The magnificent villas are concealed behind immense hedges from which hosts of gardeners hang, trying to give the foliage as quadratic a form as possible. That’s how it has to be.
John Clark lives in a palace. It effortlessly outshines even the ones which were erected along the banks of the Loire in the Renaissance.
The gate opens as though by an invisible hand, and Liliencron glides up the driveway in the Chevrolet, wide-eyed in wonderment. A servant in a tailcoat is already awaiting him.
And that’s just the overture. The actual opera begins after the walk through the hall out onto the terrace, where the eye sweeps across a landscape reminiscent of the Scottish Highlands: lakes on which little ships pitch and toss, meadows with ponies galloping around, pavilions, fountains, even a fairground carousel for the children.
Liliencron can’t believe his eyes. Has he, without noticing it, shuffled off his mortal coil, and this is paradise? Is he in the curvature of space-time that Einstein always spoke about?

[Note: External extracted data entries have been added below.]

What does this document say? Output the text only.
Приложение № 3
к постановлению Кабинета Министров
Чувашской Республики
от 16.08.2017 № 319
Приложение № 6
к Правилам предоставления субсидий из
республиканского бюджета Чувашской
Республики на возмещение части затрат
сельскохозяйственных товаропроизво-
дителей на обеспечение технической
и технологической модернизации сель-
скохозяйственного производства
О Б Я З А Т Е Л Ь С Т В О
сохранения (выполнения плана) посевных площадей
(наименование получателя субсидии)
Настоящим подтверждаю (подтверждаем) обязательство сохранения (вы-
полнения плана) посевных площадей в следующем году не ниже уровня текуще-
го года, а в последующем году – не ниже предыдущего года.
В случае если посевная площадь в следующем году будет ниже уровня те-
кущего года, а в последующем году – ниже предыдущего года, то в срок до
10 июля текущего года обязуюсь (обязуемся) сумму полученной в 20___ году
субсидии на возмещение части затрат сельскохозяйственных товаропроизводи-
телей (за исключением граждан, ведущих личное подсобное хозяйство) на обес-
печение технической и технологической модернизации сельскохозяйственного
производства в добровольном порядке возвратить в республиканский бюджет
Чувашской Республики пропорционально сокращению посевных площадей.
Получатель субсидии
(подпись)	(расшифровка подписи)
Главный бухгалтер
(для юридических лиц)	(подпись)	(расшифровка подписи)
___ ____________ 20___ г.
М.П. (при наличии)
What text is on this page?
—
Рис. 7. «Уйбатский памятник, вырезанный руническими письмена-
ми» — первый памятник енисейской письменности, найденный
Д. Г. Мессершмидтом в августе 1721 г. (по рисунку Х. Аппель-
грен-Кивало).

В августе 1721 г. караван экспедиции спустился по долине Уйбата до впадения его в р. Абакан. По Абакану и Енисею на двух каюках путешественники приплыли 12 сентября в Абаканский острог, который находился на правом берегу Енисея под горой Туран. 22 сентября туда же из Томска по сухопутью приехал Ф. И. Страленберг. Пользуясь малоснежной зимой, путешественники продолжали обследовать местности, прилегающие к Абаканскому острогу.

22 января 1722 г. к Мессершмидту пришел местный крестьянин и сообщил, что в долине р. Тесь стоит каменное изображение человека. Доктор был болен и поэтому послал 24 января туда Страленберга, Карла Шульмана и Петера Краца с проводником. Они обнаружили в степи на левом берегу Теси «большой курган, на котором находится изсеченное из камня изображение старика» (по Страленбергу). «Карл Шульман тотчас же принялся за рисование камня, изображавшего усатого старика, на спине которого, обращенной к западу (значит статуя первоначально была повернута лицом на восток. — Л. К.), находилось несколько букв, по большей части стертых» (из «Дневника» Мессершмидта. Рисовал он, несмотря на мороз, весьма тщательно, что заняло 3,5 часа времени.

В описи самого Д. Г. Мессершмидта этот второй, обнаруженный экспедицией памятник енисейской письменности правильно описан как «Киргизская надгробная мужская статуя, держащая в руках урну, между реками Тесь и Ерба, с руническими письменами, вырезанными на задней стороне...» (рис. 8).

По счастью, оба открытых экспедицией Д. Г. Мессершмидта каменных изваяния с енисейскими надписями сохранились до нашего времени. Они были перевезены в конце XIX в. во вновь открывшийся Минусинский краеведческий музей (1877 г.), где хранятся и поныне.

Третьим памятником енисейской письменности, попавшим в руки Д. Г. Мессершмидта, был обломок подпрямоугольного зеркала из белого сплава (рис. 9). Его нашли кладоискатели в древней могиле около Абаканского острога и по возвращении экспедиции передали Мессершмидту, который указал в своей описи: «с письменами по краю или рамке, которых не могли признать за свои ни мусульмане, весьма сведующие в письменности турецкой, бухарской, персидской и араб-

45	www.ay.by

He looks for signs of human life. Then John Clark comes towards him. Completely unsuspecting that he has just become associated with the theory of relativity.
“Welcome to Hollywood!” says John Clark, shaking his hand.
“Thank you!” says Liliencron.
John Clark explains cheerfully to his visitor how he recently acquired the adjoining piece of land from James Stewart, for the sole purpose of tearing down his house and erecting a chimpanzee enclosure in its place.
“My name is Carl Liliencron,” replies Liliencron.
Clark pauses. Then he remembers Jack Warner telling him that the man was from Berlin, that he doesn’t speak a word of English, and that he doesn’t even know who Rita Hayworth is.
“Rita Hayworth?” asks Clark, just to make sure.
Liliencron shakes his head in confusion.
So Warner wasn’t exaggerating, for a change.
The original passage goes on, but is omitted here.